Australian government and institutions are currently being targeted by an ongoing state-based cyber hack, Prime Minister Scott Morrison said on Friday, adding that the cyber attacks are widespread, covering "all levels of government" as well as essential service providers and businesses.
He said that a "sophisticated state-based actor" has been attempting to hack a wide range of Australian organisations for months and had stepped up its efforts recently.
WHO IS BEING ATTACKED?
The attacks have targeted all levels of the government, political organisations, essential service providers and operators of other critical infrastructure, Morrison said in a media briefing in Canberra.
"We know it is a sophisticated state-based cyber actor because of the scale and nature of the targeting," he said. Morrison said there were not a lot of state actors that could launch this sort of attack, but Australia will not identify which country was responsible.
WHEN DID THESE ATTACKS TAKE PLACE?
Morrison said the attacks are happening currently, but they aren't a new incident. "It hasn't just started," he said.
"This has been a constant issue for Australia to deal with and so I wouldn't say that there has been any one event or any one instance."
He said the frequency of the attacks had been increasing "over many months".
When asked about Australians' personal details being leaked, Morrison said: "The advice I have is that the investigations conducted so far have not revealed any large-scale personal data breaches".
Australia's Defence Minister Linda Reynolds, in similar comments, said advice showed no large-scale personal data breaches from the attack, as she urged businesses and organisations to ensure any web or email servers are fully updated with the latest software and the use of multi-factor authentication.
An Australian government source said Morrison's public declaration was an attempt to raise the issue with those who could be targeted.
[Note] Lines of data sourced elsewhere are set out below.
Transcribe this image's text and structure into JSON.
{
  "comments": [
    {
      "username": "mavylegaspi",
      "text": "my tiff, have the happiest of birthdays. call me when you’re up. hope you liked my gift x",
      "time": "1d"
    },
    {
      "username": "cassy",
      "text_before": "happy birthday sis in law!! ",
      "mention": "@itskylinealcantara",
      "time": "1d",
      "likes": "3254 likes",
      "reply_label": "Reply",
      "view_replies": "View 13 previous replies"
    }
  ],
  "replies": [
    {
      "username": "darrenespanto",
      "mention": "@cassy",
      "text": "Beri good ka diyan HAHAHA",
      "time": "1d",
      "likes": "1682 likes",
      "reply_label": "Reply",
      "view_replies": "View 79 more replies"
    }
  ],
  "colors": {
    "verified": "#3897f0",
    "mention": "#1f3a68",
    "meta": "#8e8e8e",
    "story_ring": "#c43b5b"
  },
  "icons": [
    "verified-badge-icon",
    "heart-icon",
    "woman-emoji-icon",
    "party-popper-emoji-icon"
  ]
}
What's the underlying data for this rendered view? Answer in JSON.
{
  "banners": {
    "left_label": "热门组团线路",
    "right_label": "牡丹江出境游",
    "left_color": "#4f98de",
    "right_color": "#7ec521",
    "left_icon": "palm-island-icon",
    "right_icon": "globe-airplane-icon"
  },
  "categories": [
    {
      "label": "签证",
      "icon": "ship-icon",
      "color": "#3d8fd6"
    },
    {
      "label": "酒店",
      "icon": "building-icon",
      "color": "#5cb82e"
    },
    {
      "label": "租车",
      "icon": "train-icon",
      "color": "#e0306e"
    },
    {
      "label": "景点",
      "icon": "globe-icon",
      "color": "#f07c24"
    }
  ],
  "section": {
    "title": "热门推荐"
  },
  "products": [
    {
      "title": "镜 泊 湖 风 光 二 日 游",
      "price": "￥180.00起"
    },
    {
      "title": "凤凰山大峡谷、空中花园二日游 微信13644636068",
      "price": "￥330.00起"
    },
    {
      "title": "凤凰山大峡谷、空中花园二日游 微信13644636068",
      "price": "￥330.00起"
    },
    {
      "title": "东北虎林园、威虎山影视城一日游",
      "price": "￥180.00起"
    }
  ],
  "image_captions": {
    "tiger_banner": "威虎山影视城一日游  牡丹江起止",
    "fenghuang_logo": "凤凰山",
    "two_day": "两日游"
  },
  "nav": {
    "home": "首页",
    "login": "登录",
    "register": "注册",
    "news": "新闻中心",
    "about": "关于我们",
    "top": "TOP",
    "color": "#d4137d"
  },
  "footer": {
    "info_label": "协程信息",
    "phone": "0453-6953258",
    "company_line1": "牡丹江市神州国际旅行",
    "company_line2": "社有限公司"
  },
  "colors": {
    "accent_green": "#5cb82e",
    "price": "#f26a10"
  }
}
Australia's chief cyber intelligence agency said its investigations have so far found no evidence that the actor attempted to be "disruptive or destructive" once within the host's network.
Morrison said he had spoke with British Prime Minister Boris Johnson on Thursday about the issue, while briefings to other allies have also been conducted.
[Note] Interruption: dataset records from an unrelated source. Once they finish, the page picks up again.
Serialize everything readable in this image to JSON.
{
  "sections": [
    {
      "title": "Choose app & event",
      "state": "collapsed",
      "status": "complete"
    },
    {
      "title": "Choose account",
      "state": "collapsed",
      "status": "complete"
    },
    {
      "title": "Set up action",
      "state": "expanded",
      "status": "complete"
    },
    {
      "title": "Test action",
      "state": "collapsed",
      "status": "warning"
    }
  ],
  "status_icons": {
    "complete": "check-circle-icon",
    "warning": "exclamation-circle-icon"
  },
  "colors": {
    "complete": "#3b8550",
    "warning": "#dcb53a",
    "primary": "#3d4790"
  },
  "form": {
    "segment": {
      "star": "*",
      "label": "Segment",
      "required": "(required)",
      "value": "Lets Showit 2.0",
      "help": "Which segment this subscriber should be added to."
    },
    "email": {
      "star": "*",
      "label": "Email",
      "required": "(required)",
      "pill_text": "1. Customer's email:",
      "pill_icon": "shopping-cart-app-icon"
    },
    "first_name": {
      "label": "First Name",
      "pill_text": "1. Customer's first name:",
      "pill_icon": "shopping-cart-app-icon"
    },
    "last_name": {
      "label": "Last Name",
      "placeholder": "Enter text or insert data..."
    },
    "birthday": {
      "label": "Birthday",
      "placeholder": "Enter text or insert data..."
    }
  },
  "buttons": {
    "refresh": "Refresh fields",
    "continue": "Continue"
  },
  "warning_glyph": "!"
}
WHO COULD BE BEHIND AUSTRALIA CYBER ATTACK?
Cyber intelligence experts have long linked various hacks in Australia to China. According to them, China is one of the few states, along with Russia, Iran, and North Korea, which have the capacity for such attacks - and are not allied with Australia.
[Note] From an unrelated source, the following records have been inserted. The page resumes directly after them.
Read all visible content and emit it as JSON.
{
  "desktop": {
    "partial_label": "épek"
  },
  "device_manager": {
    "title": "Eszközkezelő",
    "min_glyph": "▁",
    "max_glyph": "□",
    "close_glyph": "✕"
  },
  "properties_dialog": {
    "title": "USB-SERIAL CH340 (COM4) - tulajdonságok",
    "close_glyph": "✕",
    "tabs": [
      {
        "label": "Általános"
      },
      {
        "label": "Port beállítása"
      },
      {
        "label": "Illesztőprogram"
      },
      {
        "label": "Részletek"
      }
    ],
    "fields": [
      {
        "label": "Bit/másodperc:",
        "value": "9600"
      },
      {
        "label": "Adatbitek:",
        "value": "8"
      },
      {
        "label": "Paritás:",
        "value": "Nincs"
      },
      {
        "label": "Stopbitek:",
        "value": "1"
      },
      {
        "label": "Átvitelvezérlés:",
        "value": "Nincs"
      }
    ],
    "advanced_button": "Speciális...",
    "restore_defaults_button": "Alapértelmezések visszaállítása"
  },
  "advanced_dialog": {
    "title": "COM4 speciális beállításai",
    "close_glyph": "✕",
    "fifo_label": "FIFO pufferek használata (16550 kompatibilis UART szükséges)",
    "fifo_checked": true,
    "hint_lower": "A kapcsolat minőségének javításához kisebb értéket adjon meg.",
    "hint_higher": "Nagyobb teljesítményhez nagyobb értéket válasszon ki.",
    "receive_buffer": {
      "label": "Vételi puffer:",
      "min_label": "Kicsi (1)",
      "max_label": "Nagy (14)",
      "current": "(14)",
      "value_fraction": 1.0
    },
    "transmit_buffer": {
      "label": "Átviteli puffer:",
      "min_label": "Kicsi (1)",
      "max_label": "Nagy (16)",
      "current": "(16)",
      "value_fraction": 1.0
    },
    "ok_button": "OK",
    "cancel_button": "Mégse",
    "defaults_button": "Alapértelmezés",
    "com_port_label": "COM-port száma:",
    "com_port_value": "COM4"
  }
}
Last year, Australia's main political parties and Parliament were hit by a "malicious intrusion" on their computer networks carried out by a "sophisticated state actor".
Following that, Reuters had reported that Canberra had determined in March last year that China was responsible for the hacking attack on Australia's Parliament. But Australia never publicly identified that source of the attack and China denied it was responsible.
Relations between Australia and China have sunk to their lowest level this year, following Canberra's call for an independent probe into the source and spread of COVID-19 that first emerged in the central Chinese city of Wuhan late last year.
Following that call, Beijing imposed a series of bruising trade sanctions and urged its citizens and students to avoid travel to the country.